The 11-day training exercise called Arctic Warrior will give soldiers a chance to train in cold weather and test their readiness, and their equipment, to operate in extreme cold.

“You have to be specially trained to deal with the cold and everything that comes with it,” U.S. Army Alaska spokesman John Pennell said Friday.

This is the first Arctic Warrior exercise. Pennell said the Army has always conducted smaller-scale winter training in Alaska, but nothing as big as Arctic Warrior, or Northern Edge, the bigger biennial exercise conducted by the Alaskan Command, which also is based at JBER.

“We plan on doing it annually from now on, always as a winter exercise, and hopefully growing in scale,” he said.

Pennell said Arctic Warrior reflects the Army’s renewed emphasis on operating at high latitudes, after 20 years of primarily focusing on fighting terrorists elsewhere in the world.

“With the global war on terror, the Army kind of shifted our focus away from the Arctic, and more into being prepared to rotate forces into Iraq or Afghanistan, or wherever they’re needed,” he said. “And so, some of our Arctic training has atrophied.”
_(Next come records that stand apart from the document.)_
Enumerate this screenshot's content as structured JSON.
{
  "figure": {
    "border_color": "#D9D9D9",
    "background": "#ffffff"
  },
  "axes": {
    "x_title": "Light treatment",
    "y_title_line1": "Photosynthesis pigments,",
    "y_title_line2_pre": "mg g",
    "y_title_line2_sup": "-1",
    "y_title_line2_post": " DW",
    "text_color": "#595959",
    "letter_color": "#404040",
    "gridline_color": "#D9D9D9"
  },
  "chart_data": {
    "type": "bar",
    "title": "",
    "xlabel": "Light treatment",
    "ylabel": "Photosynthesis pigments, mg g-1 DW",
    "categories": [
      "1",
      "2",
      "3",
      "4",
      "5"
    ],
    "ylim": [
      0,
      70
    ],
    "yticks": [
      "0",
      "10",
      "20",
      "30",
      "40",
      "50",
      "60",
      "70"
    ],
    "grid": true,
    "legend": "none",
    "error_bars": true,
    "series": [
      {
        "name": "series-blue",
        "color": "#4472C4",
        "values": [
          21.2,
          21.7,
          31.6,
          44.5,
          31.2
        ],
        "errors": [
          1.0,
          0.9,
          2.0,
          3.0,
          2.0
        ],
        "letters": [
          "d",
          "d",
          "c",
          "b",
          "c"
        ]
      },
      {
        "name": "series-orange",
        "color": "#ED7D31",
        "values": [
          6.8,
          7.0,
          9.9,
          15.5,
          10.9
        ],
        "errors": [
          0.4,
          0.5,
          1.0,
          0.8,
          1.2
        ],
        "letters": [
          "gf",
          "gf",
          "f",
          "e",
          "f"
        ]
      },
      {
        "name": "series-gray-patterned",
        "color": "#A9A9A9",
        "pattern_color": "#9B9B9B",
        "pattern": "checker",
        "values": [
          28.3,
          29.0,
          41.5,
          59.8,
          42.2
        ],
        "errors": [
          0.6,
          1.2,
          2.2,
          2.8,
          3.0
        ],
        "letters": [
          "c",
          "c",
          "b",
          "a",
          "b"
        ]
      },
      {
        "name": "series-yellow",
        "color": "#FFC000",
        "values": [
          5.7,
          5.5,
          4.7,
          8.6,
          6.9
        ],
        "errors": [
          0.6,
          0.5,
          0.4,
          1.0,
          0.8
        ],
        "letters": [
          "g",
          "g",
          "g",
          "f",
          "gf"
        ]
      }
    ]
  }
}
Pennell said greater readiness is needed because of Alaska’s strategic location, which enables the U.S. military to project power globally. And there’s more activity in the Arctic region now that it’s more accessible since climate change has sharply reduced sea ice and opened up shipping lanes.

“With the warming Arctic, we’re seeing a lot more traffic in the waters off Alaska,” he said. “We’re seeing all the Arctic nations are now having to reconsider defending their northern border.”

The training mainly involves the 4th Infantry Brigade Combat Team Airborne out of Joint Base Elmendorf-Richardson. It’s supported by Air Force personnel and aircraft based at JBER, and units from Fort Wainwright and the Canadian Air Force.

“We’ll have probably more than 1,200 soldiers, all told, between the line units — the infantry, the artillery, and all the support units that have to come in to back those guys up,” Pennell said.

Pennell said preparations for this year’s exercise includes planning for a different kind of adversary — the coronavirus. He said COVID-19 precautions include frequent testing and maintaining separation between units as much as possible.

Tim Ellis is a reporter at KUAC in Fairbanks.